The Cork Cycling Campaign has spoken out after confirmation of delays to the delivery and installation of cycle parking areas which were announced over the summer as part of the council’s Covid-19 recovery strategy municipal.

“A lot of people thought it would be the easiest ‘quick win’ for the council to encourage cycling in the city center and make cyclists feel welcome in the city,” said the chairman of the campaign, Conn Donovan.

“Councillors have reported on social media that there are delays regarding providers. I note that other local authorities in Ireland have not experienced similar issues.

He cited several examples in Dublin where bike racks are installed on public streets and in schools.

In an email to city officials, Donovan urged them to consider putting bike parking spaces in existing parking lots and avoid potential delays associated with putting them on private property.

Cork City Council unveiled plans in July to invest €1.5million in repairing 6km of existing cycle lanes, installing bollards on 4.5km of key cycle lanes, speeding up plans to build some 4.1km of new bike lanes in Center Park, Monahan Road, Terence MacSwiney Quay, Horgan’s Quay, Victoria Road and along the South Mall, and install bike racks at up to 100 locations to provide parking for up to 600 bicycles.

However, activists said progress on the ground was extremely slow.

Council operations manager David Joyce said several streets have been pedestrianized, work to extend footpaths to facilitate outdoor dining on MacCurtain St is underway, work has started on the cycle path from Horgan’s Quay and that public consultation on other cycle lane projects is underway. .

However, he said the council had experienced delays in acquiring bike racks from suppliers, who in turn had supply chain issues related to Covid-19.

“We are planning to install bicycle parking at 100 different sites which will allow parking for up to 600 bicycles,” Mr Joyce said.

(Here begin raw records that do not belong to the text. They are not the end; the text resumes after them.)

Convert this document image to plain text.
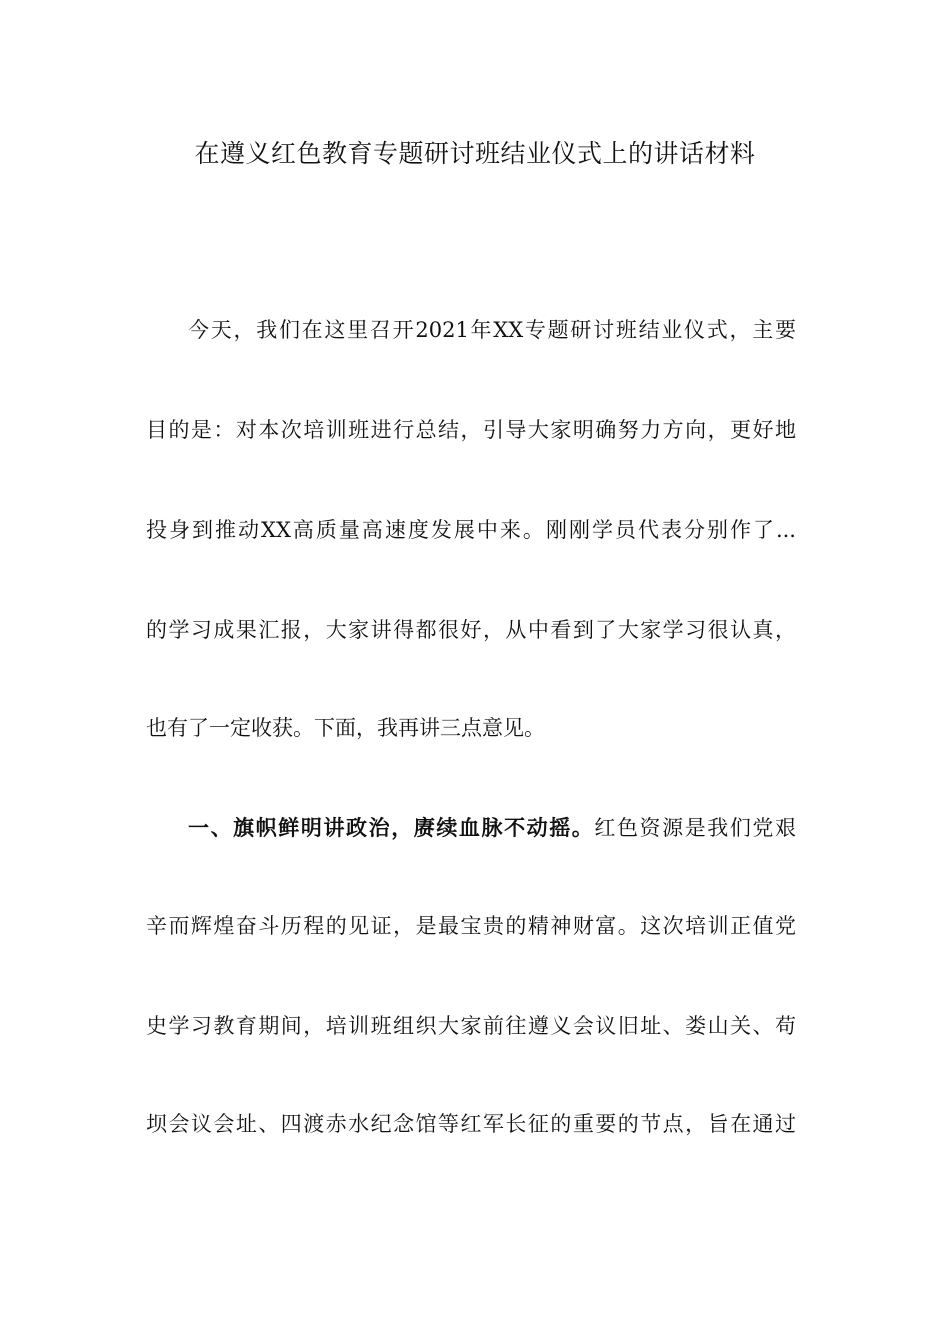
在遵义红色教育专题研讨班结业仪式上的讲话材料

今天，我们在这里召开2021年XX专题研讨班结业仪式，主要

目的是：对本次培训班进行总结，引导大家明确努力方向，更好地

投身到推动XX高质量高速度发展中来。刚刚学员代表分别作了...

的学习成果汇报，大家讲得都很好，从中看到了大家学习很认真，

也有了一定收获。下面，我再讲三点意见。

一、旗帜鲜明讲政治，赓续血脉不动摇。红色资源是我们党艰

辛而辉煌奋斗历程的见证，是最宝贵的精神财富。这次培训正值党

史学习教育期间，培训班组织大家前往遵义会议旧址、娄山关、苟

坝会议会址、四渡赤水纪念馆等红军长征的重要的节点，旨在通过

“But Covid has affected both supply chain and manufacturing capacity.

“We have a large order with the suppliers at the moment and when they are delivered we will install them, focusing on the downtown island first, and we will order more.

Meanwhile, work to install bollards along the existing cycle paths will begin within the next fortnight, with Alfred St, Washington St, South Main St, Western Rd, Clashduv and the cycle path near Colaiste Choilm in Ballincollig in the first installment.

A €1.5 million cycle track surface renewal program is also due to start and bollards will be installed along certain sections of these routes when this work is carried out.